Newsbrief:
No
Nevada
Marijuana
Initiative
This
Year
--
Backers
Start
2006
Effort
10/1/04
The 2004 Nevada initiative to "regulate and control" marijuana is finally and irrevocably dead after the 9th US Circuit Court of Appeals declined Tuesday to revisit the decision of a three-judge panel depriving organizers of the signatures necessary to make the ballot.
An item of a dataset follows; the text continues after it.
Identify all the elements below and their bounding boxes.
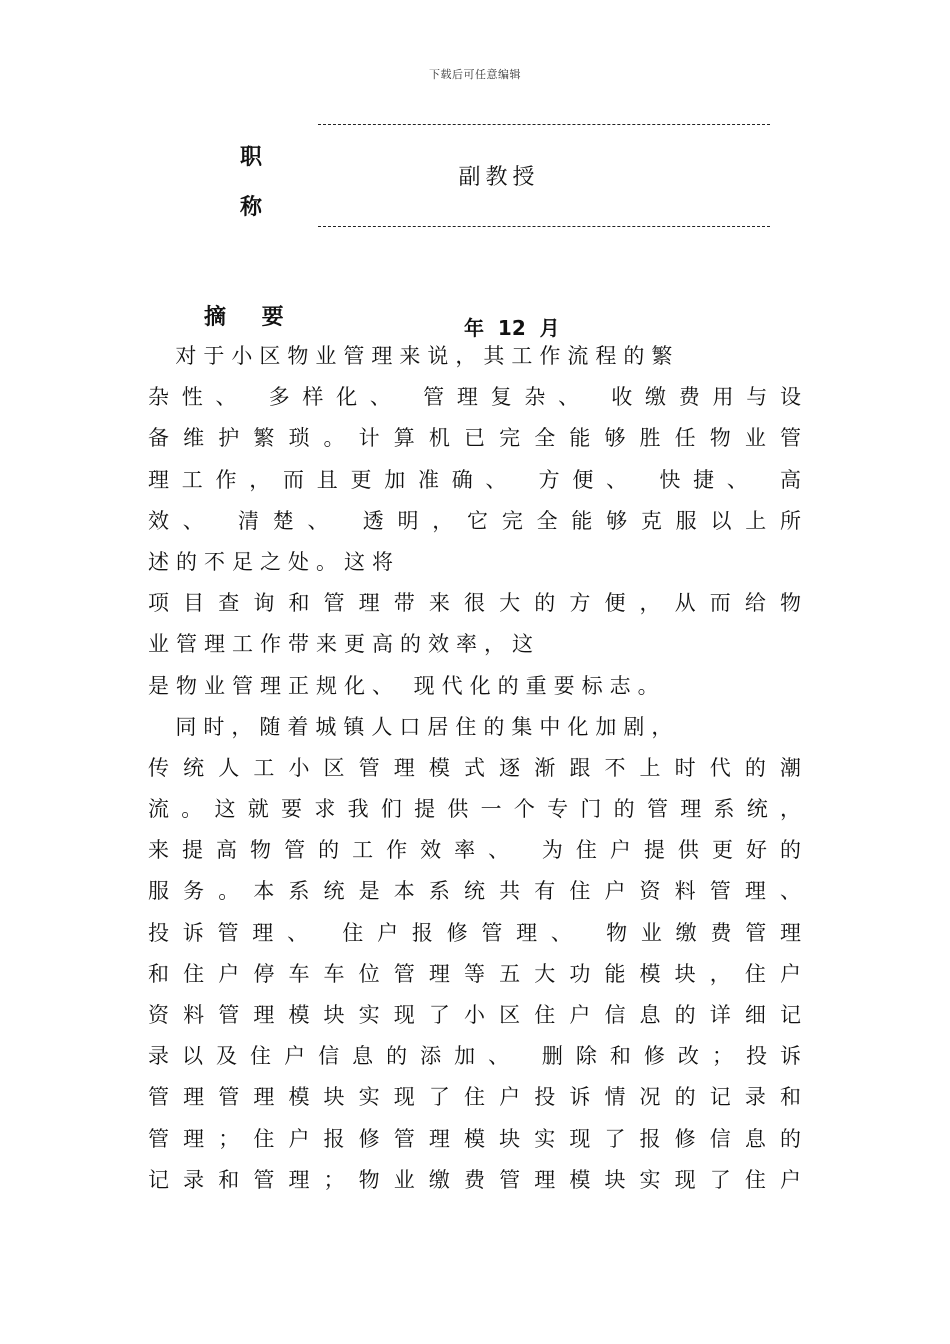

But the initiative's sponsors, the Washington, DC-based Marijuana Policy Project (http://www.mpp.org) and its local affiliate, the Committee to Regulate and Control Marijuana (http://www.regulatemarijuana.org) announced the next day that they have already begun gathering signatures on an updated initiative aimed at the November 2006 ballot. "While we disagree with the court's decision disenfranchising thousands of newly-registered voters who signed our petitions in good faith, we intend to focus on the future rather than the past," said campaign manager Larry Sandell in a press release. "Nevada voters were deprived of the chance to vote for common-sense marijuana regulation in 2004, but they will have that opportunity in 2006." The new initiative differs from this year's effort and the failed effort in 2002, when voters rejected marijuana regulation by a margin of 61% to 39%, in that it takes the form of a statute rather than a constitutional amendment. If supporters gather enough signatures, the Nevada legislature must consider the measure during the 2005 session, and if the legislature fails to enact it, the measure goes before voters in the 2006 elections. The updated initiative otherwise hews closely to this year's model, calling for removal of marijuana from the criminal justice system. Adults would be permitted to possess up to one ounce of marijuana, which would be provided through licensed, regulated merchants. The initiative also includes stiff penalties for sales to minors and driving under the influence. "The simple fact is that regulation makes sense because it gives society control over marijuana, while our current policy of prohibition keeps marijuana completely uncontrolled," Sandell said. "This year the US Centers for Disease Control and Prevention released figures showing that more Nevada teens currently smoke marijuana than cigarettes. It's hard to imagine clearer proof that current policies have failed."